Недовольство стоянием бессмысленным попытался выразить один помещик местный, ныне при армии состоявший, капитан Левинг. Ему хороши были известны местности отсель и до самого Выборга. Пытался уверить главнокомандующего:

— Ежели взять 2000 человек охотников, то я, непогодой воспользовавшись, проберусь с ними тропами тайными, мне знакомыми, в обход лагеря русского, прямо к Выборгу. Озеро преодолеем, ночью взберемся на валы и без кровопролития всей крепостью овладеем.

Отмахнулся Левенгаупт от назойливого офицера. Адъютантам приказал:

— Более к моей особе не допускать!

Отказом своим выслушать доводы разумные главнокомандующий лишь усилил недовольство в войсках. Ждал, ох как ждал Левенгаупт известий из Петербурга. А их-то и не было.

Правительница всей России Анна Леопольдовна властью наслаждалась и романом бурным с посланником саксонским. Красавец граф Линар занимал ее сердце и голову. Поклонник пылкий да дипломат ловкий пытался обратить внимание Ее Высочества на брожение в казармах гвардейских. Но не слушала Анна Леопольдовна:

— Ах, милый граф, это все в прошлом. Гвардейцы против герцога Бирона бунтовать хотели, меня ж на престол возвели, я их лишь милостями жаловала. А потом пусть супруг мой, Принц Антон, делами семи упражняется. Он же генералиссимус российский и подполковник гвардии.

Упоминание о муже вызывало ревность острую у посланника саксонского, и он прекращал беседу неприятную.

— А коль не справится супруг мой, — торжествующе продолжала Правительница, по-женски любуясь страданиями ревностными, — отзовем из отставки графа Миниха славного. Он-то быстро приструнит всех недовольных.

Возвращение Миниха никак не входило в планы двора венского, верным вассалом коего был и саксонский посланник. Более на тему опасную Линар не решался заговаривать.
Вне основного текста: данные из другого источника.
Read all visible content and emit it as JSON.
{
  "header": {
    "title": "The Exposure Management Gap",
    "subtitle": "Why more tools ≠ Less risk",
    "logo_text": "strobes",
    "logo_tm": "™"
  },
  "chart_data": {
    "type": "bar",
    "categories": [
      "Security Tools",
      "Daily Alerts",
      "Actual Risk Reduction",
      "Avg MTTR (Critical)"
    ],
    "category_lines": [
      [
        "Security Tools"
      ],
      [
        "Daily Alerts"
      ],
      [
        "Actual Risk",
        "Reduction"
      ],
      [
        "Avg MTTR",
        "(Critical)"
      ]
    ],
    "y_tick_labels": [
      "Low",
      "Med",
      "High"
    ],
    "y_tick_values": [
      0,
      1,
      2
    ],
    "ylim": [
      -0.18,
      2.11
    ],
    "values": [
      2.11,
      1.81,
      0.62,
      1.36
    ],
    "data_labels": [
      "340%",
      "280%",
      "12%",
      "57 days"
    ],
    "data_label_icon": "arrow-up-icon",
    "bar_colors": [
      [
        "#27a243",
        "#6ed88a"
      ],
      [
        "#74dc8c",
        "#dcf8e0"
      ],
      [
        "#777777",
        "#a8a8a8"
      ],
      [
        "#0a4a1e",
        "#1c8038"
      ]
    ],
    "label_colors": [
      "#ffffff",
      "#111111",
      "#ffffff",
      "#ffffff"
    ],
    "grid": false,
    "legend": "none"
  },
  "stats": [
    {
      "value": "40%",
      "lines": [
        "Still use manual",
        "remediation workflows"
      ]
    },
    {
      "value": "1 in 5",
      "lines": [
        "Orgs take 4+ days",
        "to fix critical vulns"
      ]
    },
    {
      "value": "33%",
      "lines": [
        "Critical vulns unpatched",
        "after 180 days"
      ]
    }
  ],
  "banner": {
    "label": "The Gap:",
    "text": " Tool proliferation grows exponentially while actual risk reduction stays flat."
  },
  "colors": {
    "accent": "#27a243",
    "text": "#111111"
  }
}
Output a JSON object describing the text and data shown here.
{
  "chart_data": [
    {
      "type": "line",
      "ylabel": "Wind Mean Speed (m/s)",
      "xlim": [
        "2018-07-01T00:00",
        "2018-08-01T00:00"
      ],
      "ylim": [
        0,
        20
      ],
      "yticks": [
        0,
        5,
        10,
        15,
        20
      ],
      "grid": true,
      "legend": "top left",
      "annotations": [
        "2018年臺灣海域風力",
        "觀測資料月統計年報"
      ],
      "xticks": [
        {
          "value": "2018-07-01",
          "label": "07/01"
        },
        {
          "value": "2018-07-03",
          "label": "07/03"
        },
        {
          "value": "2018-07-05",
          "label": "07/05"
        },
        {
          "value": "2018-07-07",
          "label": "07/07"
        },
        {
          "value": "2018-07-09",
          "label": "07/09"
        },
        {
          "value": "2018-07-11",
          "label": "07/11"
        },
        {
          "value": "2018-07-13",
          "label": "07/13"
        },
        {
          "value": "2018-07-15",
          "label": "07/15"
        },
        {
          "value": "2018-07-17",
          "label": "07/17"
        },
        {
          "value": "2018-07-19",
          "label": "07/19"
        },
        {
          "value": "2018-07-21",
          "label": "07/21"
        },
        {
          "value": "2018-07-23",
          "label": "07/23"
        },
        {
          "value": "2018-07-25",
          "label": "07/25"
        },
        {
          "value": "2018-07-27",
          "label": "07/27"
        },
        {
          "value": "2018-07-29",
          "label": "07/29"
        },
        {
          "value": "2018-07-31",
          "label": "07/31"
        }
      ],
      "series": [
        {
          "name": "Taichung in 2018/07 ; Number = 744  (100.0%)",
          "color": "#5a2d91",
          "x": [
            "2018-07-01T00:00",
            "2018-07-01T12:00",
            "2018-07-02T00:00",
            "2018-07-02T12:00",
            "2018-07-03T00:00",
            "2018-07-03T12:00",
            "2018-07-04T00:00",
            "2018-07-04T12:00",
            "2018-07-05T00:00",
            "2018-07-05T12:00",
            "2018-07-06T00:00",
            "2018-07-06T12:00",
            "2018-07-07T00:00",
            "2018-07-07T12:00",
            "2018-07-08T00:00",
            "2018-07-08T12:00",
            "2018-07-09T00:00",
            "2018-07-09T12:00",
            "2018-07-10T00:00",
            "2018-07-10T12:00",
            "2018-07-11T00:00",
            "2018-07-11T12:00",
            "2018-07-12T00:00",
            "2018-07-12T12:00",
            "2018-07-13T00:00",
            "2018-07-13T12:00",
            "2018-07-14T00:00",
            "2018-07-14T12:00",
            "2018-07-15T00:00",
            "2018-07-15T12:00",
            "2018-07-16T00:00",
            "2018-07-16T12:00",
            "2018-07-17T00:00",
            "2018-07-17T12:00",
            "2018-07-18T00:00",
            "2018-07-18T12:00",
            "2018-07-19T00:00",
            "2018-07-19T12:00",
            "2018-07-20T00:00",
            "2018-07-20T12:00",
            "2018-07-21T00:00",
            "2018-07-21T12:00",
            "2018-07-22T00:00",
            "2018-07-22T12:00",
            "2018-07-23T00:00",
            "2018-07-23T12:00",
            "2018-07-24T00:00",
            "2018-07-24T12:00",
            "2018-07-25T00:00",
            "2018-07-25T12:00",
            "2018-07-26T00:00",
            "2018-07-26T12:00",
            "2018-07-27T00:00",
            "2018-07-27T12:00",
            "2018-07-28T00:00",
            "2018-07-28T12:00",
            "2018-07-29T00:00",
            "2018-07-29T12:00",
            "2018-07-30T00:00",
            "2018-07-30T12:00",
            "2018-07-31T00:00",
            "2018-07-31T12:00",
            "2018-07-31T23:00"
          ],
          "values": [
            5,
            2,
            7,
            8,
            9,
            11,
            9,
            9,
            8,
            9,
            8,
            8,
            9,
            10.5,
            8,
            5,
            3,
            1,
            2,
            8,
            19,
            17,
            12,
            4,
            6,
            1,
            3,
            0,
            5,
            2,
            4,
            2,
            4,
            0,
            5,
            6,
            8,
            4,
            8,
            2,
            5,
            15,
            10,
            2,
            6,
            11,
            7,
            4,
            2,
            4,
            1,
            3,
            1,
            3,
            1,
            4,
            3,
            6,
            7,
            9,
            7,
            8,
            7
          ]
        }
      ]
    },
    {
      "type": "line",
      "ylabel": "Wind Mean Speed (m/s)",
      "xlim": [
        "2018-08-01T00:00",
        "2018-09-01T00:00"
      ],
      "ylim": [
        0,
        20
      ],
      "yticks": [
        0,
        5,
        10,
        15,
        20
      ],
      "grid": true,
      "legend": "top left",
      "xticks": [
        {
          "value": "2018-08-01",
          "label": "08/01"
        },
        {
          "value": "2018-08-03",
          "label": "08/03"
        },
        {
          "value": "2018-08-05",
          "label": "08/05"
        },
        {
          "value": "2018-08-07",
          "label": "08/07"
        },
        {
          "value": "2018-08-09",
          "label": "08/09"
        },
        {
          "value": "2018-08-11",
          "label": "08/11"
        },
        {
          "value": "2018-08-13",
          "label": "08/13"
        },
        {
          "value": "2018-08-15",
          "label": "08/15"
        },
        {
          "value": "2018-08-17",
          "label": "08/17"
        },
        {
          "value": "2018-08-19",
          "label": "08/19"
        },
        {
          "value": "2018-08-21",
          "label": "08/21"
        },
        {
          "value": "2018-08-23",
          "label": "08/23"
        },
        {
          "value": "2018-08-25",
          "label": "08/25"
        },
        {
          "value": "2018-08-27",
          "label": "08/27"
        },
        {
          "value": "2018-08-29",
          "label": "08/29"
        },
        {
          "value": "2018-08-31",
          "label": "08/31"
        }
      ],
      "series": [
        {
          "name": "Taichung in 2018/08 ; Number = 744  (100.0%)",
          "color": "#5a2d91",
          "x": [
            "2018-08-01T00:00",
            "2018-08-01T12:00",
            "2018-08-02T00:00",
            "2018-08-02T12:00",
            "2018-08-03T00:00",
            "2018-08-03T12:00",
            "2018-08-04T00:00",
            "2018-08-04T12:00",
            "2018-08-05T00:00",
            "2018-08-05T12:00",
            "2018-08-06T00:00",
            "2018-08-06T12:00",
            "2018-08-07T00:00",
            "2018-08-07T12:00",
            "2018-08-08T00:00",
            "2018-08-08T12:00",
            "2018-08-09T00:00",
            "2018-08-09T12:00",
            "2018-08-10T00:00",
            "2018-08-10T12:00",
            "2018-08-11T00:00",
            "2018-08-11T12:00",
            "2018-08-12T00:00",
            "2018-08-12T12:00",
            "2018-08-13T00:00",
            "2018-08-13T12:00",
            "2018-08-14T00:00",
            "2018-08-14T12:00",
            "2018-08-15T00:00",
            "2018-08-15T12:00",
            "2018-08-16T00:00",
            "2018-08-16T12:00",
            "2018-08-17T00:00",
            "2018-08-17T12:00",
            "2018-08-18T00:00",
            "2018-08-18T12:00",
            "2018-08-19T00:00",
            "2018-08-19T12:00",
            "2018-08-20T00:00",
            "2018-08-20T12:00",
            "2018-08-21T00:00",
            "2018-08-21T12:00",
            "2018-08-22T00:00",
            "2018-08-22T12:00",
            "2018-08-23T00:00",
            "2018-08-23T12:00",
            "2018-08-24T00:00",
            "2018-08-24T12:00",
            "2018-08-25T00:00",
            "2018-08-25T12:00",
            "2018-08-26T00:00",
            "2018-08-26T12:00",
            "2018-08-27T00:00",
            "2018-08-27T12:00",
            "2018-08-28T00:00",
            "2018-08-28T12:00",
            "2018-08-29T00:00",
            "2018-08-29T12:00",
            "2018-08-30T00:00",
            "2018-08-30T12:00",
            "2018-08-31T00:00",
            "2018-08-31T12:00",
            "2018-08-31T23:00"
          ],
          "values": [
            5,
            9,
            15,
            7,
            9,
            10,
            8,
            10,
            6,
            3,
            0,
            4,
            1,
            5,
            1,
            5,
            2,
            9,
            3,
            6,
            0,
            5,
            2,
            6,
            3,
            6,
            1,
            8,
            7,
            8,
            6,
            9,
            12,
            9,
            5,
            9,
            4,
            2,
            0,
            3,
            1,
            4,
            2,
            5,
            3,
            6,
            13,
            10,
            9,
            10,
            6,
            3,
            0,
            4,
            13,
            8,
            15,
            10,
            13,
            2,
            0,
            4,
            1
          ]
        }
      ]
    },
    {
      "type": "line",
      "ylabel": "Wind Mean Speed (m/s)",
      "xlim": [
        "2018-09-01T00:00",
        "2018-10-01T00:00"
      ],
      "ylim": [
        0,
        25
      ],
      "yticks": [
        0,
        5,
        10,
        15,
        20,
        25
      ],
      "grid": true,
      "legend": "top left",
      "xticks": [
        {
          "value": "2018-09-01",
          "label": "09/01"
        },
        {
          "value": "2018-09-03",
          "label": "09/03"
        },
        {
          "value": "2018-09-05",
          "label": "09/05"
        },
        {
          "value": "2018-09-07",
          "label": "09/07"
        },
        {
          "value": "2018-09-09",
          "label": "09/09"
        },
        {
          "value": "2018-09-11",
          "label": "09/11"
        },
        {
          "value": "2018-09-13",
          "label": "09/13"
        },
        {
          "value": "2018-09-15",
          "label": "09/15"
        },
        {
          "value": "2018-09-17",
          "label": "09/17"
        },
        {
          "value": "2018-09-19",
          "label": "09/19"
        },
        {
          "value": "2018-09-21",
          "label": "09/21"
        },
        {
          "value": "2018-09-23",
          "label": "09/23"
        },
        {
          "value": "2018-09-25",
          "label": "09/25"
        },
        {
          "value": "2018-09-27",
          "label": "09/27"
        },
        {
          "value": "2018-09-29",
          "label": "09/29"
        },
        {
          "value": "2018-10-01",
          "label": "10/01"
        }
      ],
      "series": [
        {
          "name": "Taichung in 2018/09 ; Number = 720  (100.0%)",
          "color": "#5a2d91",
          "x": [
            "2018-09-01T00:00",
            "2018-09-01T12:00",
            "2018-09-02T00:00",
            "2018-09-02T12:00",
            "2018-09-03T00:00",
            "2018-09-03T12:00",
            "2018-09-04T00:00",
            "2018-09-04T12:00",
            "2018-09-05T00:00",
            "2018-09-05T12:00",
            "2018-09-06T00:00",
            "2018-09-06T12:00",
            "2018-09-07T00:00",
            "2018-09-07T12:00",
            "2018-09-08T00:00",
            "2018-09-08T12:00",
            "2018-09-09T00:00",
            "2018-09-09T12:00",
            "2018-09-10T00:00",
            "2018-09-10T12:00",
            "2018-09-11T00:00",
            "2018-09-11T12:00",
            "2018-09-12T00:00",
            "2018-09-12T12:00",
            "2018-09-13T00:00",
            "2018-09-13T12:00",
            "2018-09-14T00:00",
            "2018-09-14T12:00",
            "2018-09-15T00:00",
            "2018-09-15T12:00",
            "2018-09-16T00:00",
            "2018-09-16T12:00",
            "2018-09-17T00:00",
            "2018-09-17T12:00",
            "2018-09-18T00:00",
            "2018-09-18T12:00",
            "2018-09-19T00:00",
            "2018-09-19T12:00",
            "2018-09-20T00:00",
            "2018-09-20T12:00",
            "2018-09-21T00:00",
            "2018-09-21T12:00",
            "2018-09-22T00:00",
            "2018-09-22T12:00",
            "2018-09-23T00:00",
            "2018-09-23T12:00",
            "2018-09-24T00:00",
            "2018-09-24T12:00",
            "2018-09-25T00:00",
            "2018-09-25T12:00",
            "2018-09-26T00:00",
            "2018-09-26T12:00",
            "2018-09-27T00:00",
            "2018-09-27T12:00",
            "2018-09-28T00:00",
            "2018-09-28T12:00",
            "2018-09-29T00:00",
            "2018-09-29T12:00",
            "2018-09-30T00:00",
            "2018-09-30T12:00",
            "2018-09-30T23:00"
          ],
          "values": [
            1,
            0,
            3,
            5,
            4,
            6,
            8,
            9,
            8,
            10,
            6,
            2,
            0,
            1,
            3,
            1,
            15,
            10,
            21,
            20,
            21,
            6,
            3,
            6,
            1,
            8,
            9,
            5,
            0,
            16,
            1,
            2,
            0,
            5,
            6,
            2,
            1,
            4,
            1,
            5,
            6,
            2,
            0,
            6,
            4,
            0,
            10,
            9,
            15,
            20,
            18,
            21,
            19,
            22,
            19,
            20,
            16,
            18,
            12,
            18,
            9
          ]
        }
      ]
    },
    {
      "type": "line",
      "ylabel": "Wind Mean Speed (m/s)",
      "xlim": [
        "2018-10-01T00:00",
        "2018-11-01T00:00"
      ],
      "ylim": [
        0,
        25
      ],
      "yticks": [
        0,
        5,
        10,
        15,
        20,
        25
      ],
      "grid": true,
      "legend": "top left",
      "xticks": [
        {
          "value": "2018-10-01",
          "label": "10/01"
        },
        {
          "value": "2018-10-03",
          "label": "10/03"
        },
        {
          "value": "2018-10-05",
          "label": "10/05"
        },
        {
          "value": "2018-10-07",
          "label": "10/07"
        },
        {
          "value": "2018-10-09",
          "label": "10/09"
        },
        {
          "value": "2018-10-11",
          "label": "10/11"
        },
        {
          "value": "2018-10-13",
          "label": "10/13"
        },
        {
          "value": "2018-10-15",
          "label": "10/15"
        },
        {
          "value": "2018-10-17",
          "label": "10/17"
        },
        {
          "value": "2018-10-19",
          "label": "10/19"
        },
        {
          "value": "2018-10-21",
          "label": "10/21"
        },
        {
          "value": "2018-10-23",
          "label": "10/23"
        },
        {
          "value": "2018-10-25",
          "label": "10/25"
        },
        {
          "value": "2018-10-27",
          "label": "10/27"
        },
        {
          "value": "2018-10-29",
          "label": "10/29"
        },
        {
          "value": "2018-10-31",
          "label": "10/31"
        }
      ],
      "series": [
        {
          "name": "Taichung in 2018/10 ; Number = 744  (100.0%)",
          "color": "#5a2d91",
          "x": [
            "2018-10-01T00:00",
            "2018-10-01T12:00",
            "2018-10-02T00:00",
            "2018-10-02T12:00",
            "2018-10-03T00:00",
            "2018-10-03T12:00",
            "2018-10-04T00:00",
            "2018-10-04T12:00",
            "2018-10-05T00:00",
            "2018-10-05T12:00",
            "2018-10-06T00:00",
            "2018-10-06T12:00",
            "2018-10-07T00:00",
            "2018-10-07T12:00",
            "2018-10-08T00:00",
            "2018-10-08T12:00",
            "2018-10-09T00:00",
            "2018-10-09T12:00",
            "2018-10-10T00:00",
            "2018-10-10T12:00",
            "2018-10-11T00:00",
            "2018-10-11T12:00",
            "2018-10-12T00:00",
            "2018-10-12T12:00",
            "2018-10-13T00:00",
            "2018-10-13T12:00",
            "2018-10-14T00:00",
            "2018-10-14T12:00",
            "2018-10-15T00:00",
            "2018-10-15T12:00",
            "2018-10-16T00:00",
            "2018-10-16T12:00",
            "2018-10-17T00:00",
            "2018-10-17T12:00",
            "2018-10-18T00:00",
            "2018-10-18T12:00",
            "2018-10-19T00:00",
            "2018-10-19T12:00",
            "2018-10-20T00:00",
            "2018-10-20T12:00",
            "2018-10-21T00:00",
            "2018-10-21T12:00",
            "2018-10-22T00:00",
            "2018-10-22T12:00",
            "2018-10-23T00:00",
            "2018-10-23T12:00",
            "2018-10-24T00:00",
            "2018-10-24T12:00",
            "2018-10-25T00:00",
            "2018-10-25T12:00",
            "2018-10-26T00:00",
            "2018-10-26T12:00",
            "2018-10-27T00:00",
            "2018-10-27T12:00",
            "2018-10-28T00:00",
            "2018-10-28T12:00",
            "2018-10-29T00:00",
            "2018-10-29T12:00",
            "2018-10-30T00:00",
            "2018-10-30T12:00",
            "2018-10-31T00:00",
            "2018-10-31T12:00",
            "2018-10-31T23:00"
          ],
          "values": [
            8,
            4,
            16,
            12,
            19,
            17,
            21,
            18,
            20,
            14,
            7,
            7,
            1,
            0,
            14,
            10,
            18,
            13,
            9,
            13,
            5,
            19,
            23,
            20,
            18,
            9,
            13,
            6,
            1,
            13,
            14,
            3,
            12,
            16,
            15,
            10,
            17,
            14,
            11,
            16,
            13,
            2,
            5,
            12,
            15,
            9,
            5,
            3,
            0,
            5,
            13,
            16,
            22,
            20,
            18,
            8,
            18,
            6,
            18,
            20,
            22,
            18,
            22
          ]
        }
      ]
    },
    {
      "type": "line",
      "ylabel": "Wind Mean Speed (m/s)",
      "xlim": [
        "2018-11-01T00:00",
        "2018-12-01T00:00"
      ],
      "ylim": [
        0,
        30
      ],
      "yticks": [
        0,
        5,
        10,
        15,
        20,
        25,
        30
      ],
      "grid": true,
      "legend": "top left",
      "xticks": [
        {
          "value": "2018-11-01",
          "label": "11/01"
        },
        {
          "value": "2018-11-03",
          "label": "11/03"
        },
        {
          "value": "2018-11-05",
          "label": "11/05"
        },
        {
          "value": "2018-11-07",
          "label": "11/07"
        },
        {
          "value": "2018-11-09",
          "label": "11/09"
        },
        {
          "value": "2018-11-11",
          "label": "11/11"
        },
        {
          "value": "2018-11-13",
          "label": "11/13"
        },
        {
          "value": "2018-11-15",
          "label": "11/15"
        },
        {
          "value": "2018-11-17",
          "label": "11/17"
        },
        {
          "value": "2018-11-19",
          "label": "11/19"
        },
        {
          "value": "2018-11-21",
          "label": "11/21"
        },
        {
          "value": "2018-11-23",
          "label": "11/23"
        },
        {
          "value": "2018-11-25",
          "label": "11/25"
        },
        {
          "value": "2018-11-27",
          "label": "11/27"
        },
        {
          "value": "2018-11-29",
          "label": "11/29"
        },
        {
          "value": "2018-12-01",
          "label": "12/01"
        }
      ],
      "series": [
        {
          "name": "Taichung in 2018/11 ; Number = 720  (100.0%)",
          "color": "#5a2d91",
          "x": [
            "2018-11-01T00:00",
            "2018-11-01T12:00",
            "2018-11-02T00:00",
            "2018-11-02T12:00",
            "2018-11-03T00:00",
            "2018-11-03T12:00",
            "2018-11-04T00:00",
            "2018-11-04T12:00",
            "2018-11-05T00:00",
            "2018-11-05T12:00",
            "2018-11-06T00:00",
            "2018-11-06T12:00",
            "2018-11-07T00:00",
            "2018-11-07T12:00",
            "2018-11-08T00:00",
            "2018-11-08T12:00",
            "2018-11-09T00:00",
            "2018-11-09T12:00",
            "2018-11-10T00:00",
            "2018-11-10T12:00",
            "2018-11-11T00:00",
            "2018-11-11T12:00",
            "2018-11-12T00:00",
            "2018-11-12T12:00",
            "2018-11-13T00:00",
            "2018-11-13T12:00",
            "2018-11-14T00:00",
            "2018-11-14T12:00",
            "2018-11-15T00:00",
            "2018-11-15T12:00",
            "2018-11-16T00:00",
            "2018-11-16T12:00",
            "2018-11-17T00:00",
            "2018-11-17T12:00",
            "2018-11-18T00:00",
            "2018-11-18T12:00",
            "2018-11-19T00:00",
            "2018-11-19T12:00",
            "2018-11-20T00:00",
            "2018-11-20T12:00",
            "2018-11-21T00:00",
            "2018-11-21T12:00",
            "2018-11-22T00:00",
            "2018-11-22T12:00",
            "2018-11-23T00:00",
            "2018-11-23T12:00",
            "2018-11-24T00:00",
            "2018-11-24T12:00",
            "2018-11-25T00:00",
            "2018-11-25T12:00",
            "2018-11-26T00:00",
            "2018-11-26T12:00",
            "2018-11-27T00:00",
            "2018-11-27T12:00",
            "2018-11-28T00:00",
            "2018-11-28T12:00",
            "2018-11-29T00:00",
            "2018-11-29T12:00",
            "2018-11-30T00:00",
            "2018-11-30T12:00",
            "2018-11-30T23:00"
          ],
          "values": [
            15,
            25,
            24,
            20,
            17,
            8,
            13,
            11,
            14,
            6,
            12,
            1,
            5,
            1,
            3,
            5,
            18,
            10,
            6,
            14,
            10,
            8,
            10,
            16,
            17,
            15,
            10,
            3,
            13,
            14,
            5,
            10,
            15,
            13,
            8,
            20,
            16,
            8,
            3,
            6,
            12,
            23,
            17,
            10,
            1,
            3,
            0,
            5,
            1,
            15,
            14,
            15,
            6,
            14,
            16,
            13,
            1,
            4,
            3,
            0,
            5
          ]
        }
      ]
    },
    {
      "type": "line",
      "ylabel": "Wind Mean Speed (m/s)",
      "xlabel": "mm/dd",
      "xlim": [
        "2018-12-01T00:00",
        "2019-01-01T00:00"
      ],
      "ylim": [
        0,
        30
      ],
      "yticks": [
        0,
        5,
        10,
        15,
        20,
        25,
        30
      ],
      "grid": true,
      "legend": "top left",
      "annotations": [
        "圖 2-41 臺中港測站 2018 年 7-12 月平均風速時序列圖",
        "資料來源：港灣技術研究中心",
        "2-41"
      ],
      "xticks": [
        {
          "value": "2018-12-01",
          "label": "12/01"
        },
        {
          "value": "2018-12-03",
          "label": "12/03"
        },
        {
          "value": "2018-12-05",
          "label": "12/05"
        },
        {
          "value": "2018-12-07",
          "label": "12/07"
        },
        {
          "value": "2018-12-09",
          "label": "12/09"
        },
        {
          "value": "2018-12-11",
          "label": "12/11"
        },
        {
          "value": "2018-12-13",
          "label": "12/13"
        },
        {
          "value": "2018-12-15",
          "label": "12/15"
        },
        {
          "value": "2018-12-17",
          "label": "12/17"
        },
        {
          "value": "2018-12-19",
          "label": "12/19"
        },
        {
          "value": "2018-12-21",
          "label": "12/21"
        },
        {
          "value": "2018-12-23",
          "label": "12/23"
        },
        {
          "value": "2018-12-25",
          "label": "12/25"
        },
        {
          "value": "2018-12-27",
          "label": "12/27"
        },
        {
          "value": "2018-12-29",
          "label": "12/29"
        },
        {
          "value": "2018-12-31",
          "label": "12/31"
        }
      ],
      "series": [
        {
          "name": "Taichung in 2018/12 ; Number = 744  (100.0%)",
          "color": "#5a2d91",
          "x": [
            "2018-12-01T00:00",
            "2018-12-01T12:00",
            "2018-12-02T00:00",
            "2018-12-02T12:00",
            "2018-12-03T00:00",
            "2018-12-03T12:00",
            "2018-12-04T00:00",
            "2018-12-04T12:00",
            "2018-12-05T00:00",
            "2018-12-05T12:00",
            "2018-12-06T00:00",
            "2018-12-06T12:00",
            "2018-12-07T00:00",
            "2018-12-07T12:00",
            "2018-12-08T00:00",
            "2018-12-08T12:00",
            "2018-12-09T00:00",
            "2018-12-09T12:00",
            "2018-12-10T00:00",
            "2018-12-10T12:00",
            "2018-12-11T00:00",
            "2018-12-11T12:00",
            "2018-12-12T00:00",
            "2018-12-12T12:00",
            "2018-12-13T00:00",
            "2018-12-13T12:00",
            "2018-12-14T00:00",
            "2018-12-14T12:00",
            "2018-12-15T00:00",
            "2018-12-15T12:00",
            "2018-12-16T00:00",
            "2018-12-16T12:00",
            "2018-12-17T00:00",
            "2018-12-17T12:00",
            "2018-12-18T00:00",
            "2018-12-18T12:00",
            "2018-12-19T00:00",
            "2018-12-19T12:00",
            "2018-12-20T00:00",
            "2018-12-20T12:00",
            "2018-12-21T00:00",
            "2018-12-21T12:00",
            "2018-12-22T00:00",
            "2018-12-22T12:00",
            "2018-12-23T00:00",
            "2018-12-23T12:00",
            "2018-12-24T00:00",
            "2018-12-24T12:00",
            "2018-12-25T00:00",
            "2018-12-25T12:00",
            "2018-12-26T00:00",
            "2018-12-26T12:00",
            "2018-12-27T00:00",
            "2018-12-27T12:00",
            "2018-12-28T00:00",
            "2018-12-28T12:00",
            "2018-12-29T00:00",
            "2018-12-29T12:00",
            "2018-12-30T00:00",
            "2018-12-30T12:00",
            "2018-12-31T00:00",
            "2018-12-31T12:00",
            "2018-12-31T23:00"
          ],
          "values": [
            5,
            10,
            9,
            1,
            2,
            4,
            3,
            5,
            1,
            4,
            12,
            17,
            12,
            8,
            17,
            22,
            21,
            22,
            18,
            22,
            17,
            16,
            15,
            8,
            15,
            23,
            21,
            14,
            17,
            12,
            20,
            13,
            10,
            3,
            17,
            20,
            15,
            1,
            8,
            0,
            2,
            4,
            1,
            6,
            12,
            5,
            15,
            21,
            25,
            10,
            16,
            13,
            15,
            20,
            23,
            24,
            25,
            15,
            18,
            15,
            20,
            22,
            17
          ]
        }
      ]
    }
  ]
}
Ничего не выходило у заговорщиков. Инквизиции тайной генерала Ушакова боялись. Чувствовали себя волками, со всех сторон обложенными. Шетарди, посланник французский, нос боялся из дома показать. Лишь в окно посмотрит — все мужики подозрительные торчат бессменно прям напротив.

— Занесло ж меня, Пресвятая Богоматерь, — молился истово, — помоги и сохрани.

Полки гвардейские тож в смятении пребывали. Подвыпив, угрозы фамилии правящей выкрикивали. Только, случалось, исчезали не в меру шумные бузотеры. Куда девались — можно было лишь догадываться. Неспокойно было в столице.


Пекка Ярвинен чудом выбрался из горящего Вильманстранда. Да не один. Того парня с Руоколакса, что накануне боя с расспросами приставал, на себе вытащил. Когда ядро русское угодило прям в толпу солдат финских, расшвыряло всех в разные стороны. Очнулся Пекка от контузии тяжелой, а бой-то уж затих. Вокруг товарищи побитые, русских не видать, лишь голоса громкие слышны. Пошевелил руками и ногами, голову потрогал. В крови, но цела. И ран на теле не видно. Попытался приподняться, голова закружилась, но встать смог. Не упал. В ушах звенело, мутило сильно. Огляделся по сторонам. Русских все не было, но голоса приближались.